My 76-year-old mum keeps asking which "AI thing" to download. ChatGPT or Gemini?
Posted 30 April 2026
For me, the answer is Claude. For your mum, almost certainly not. The honest answer comes down to two things she's already chosen without thinking about AI: which phone she has, and which email she actually uses.
How I'd approach it
Start with two boring questions, in this order. What phone does she have? And what email does she use?
If she's on Android and her email is Gmail (the common case for that generation in Australia), the answer is Gemini. Not because Gemini is the best AI in the world. The reason is friction. She's already in Google's ecosystem, and Gemini is the path of least resistance. Press and hold the home button on most newer Androids and it's already there. Open Gmail and a "Help me write" button is built into the compose window. She doesn't have to install anything new, learn another login, or remember another website.
If she's on an iPhone but still uses Gmail, the answer is mostly the same. Install the Gemini app for now, since the email integration is the bit that actually saves her time. ChatGPT's iOS app is also a fine answer if she'd rather have a separate place for AI than have it threaded through her email. The ChatGPT app is the most polished mobile AI experience in 2026, and its voice mode is uncannily close to talking to a person.
If she's on an iPhone and barely touches Gmail (lives in iCloud, uses Apple Mail), pick ChatGPT. The free tier is plenty for now.
Three things I'd add, whichever you pick.
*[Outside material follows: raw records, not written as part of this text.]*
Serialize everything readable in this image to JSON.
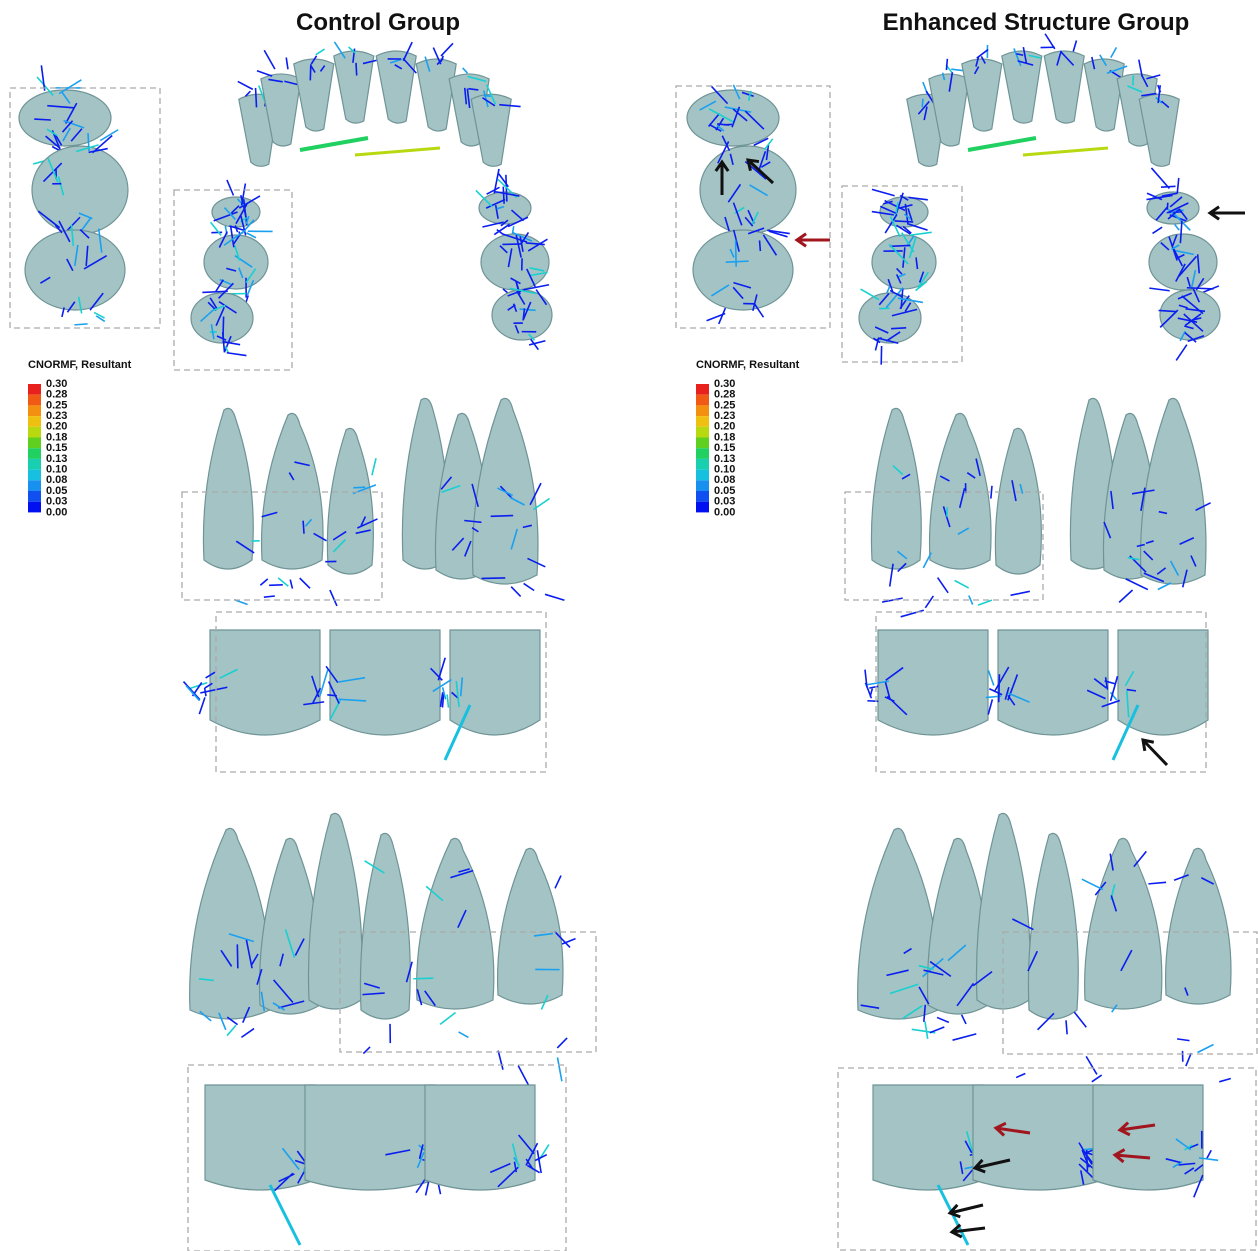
{
  "panels": [
    {
      "title": "Control Group",
      "legend": {
        "title": "CNORMF, Resultant",
        "ticks": [
          "0.30",
          "0.28",
          "0.25",
          "0.23",
          "0.20",
          "0.18",
          "0.15",
          "0.13",
          "0.10",
          "0.08",
          "0.05",
          "0.03",
          "0.00"
        ]
      }
    },
    {
      "title": "Enhanced Structure Group",
      "legend": {
        "title": "CNORMF, Resultant",
        "ticks": [
          "0.30",
          "0.28",
          "0.25",
          "0.23",
          "0.20",
          "0.18",
          "0.15",
          "0.13",
          "0.10",
          "0.08",
          "0.05",
          "0.03",
          "0.00"
        ]
      }
    }
  ],
  "legend_colors": [
    "#e8211d",
    "#f05a14",
    "#f4900f",
    "#f0c010",
    "#b8d810",
    "#60d020",
    "#20d060",
    "#18d0b0",
    "#18c0e0",
    "#1890f0",
    "#1050f0",
    "#0010f0"
  ]
}
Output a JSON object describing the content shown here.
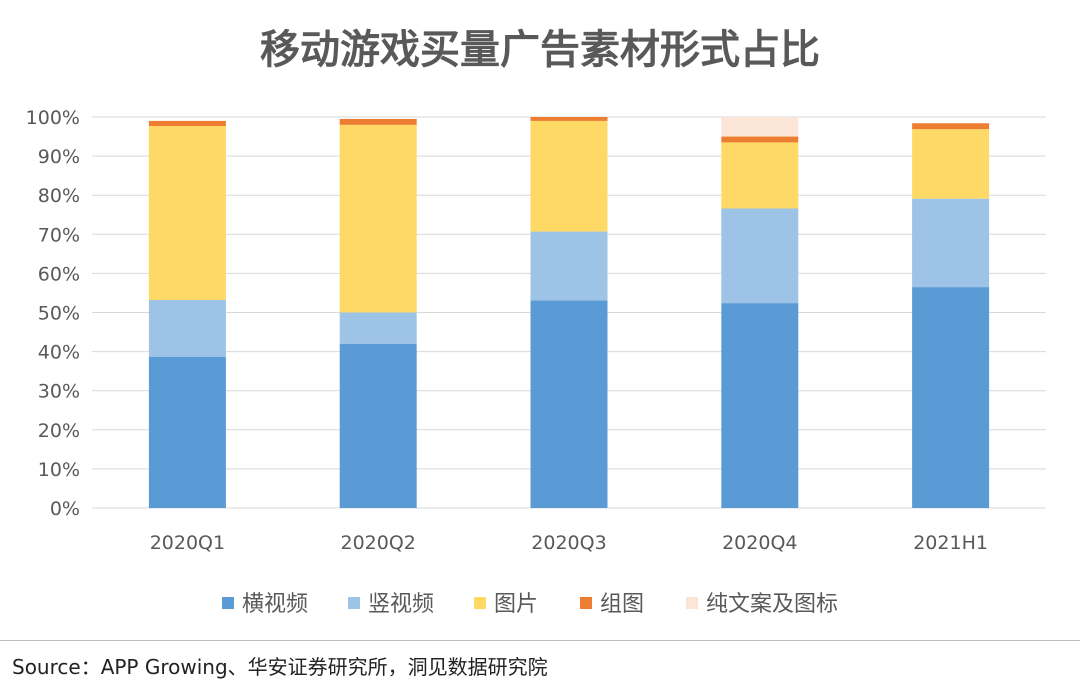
{
  "chart_data": {
    "type": "bar",
    "stacked": true,
    "title": "移动游戏买量广告素材形式占比",
    "categories": [
      "2020Q1",
      "2020Q2",
      "2020Q3",
      "2020Q4",
      "2021H1"
    ],
    "y_tick_labels": [
      "0%",
      "10%",
      "20%",
      "30%",
      "40%",
      "50%",
      "60%",
      "70%",
      "80%",
      "90%",
      "100%"
    ],
    "ylim": [
      0,
      100
    ],
    "grid": true,
    "legend_position": "bottom",
    "series": [
      {
        "name": "横视频",
        "color": "#5b9bd5",
        "values": [
          38.7,
          42.0,
          53.1,
          52.4,
          56.5
        ]
      },
      {
        "name": "竖视频",
        "color": "#9dc3e6",
        "values": [
          14.5,
          8.0,
          17.6,
          24.2,
          22.6
        ]
      },
      {
        "name": "图片",
        "color": "#ffd966",
        "values": [
          44.5,
          48.0,
          28.3,
          16.9,
          17.8
        ]
      },
      {
        "name": "组图",
        "color": "#ed7d31",
        "values": [
          1.3,
          1.5,
          1.0,
          1.5,
          1.5
        ]
      },
      {
        "name": "纯文案及图标",
        "color": "#fbe5d6",
        "values": [
          0.0,
          0.0,
          0.0,
          5.0,
          0.0
        ]
      }
    ]
  },
  "source": "Source：APP Growing、华安证券研究所，洞见数据研究院"
}
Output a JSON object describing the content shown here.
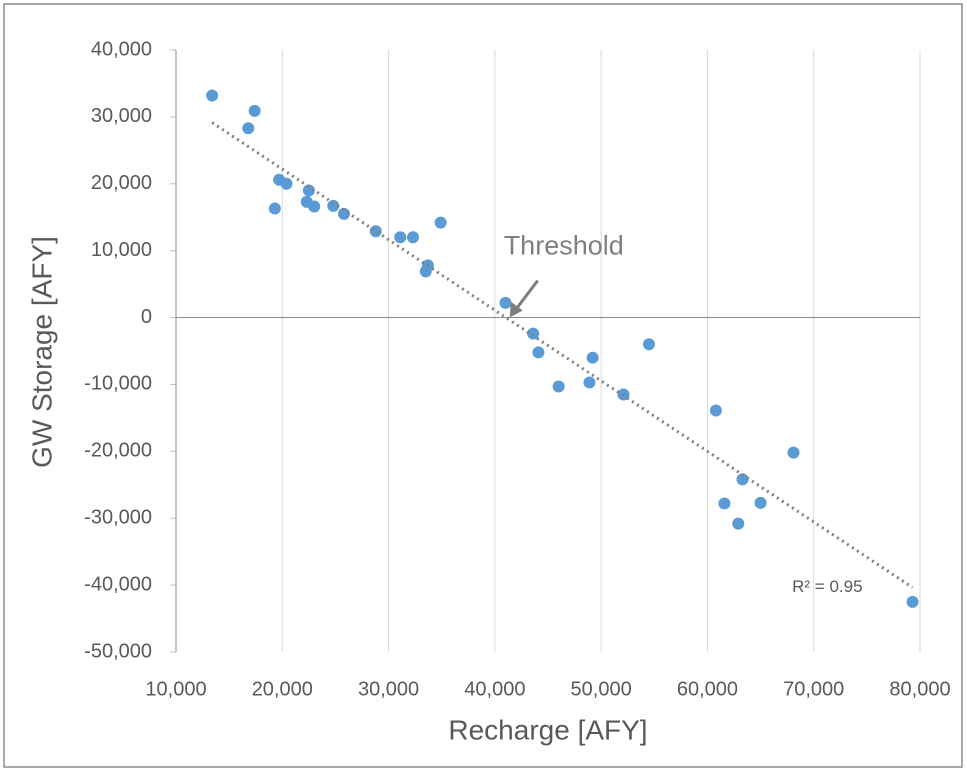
{
  "chart_data": {
    "type": "scatter",
    "x_label": "Recharge [AFY]",
    "y_label": "GW Storage [AFY]",
    "x": [
      13400,
      17400,
      16800,
      19700,
      20400,
      19300,
      22500,
      22300,
      23000,
      24800,
      25800,
      28800,
      31100,
      32300,
      34900,
      33700,
      33500,
      41000,
      43600,
      44100,
      46000,
      48900,
      49200,
      52100,
      54500,
      60800,
      68100,
      63300,
      61600,
      65000,
      62900,
      79300
    ],
    "values": [
      33200,
      30900,
      28300,
      20600,
      20000,
      16300,
      19000,
      17300,
      16600,
      16700,
      15500,
      12900,
      12000,
      12000,
      14200,
      7800,
      6900,
      2200,
      -2400,
      -5200,
      -10300,
      -9700,
      -6000,
      -11500,
      -4000,
      -13900,
      -20200,
      -24200,
      -27800,
      -27700,
      -30800,
      -42500
    ],
    "color": "#5b9bd5",
    "trendline": {
      "x": [
        13400,
        79300
      ],
      "y": [
        29150,
        -40360
      ],
      "color": "#7f7f7f",
      "label": "R² = 0.95"
    },
    "annotation": {
      "text": "Threshold",
      "x": 41400,
      "y": 0
    },
    "xlim": [
      10000,
      80000
    ],
    "xticks": [
      {
        "value": 10000,
        "label": "10,000"
      },
      {
        "value": 20000,
        "label": "20,000"
      },
      {
        "value": 30000,
        "label": "30,000"
      },
      {
        "value": 40000,
        "label": "40,000"
      },
      {
        "value": 50000,
        "label": "50,000"
      },
      {
        "value": 60000,
        "label": "60,000"
      },
      {
        "value": 70000,
        "label": "70,000"
      },
      {
        "value": 80000,
        "label": "80,000"
      }
    ],
    "ylim": [
      -50000,
      40000
    ],
    "yticks": [
      {
        "value": 40000,
        "label": "40,000"
      },
      {
        "value": 30000,
        "label": "30,000"
      },
      {
        "value": 20000,
        "label": "20,000"
      },
      {
        "value": 10000,
        "label": "10,000"
      },
      0,
      {
        "value": -10000,
        "label": "-10,000"
      },
      {
        "value": -20000,
        "label": "-20,000"
      },
      {
        "value": -30000,
        "label": "-30,000"
      },
      {
        "value": -40000,
        "label": "-40,000"
      },
      {
        "value": -50000,
        "label": "-50,000"
      }
    ],
    "grid": true
  }
}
Stay on the free tier for at least three months. Both have generous free plans. Don't pay for something she might use twice and forget about. The paid tier becomes worth it only when she's hitting the limits of the free one, and you'll know that because she'll tell you she's hit a limit.
Turn voice mode on the first time you sit down with her. Typing on a phone is the part most older users hate. Speaking to it is the unlock. Both Gemini and ChatGPT have very good voice modes in 2026; either is a step change from typing.
Check the privacy setting that controls whether her conversations are used to train the model. Both let you turn it off. Both default to on for free users. Worth a tap before she starts asking it about medical worries or family money. The setting is in the app's account or privacy menu, usually called something like "Improve the model for everyone" or "Use my data for training".
What I'd avoid
Don't install three apps and tell her to "try them all and see which she likes". She'll uninstall all three. Pick one, set it up with her, sit through her first ten minutes of using it, and answer her questions in person. The hard part isn't the AI. It's the first hour.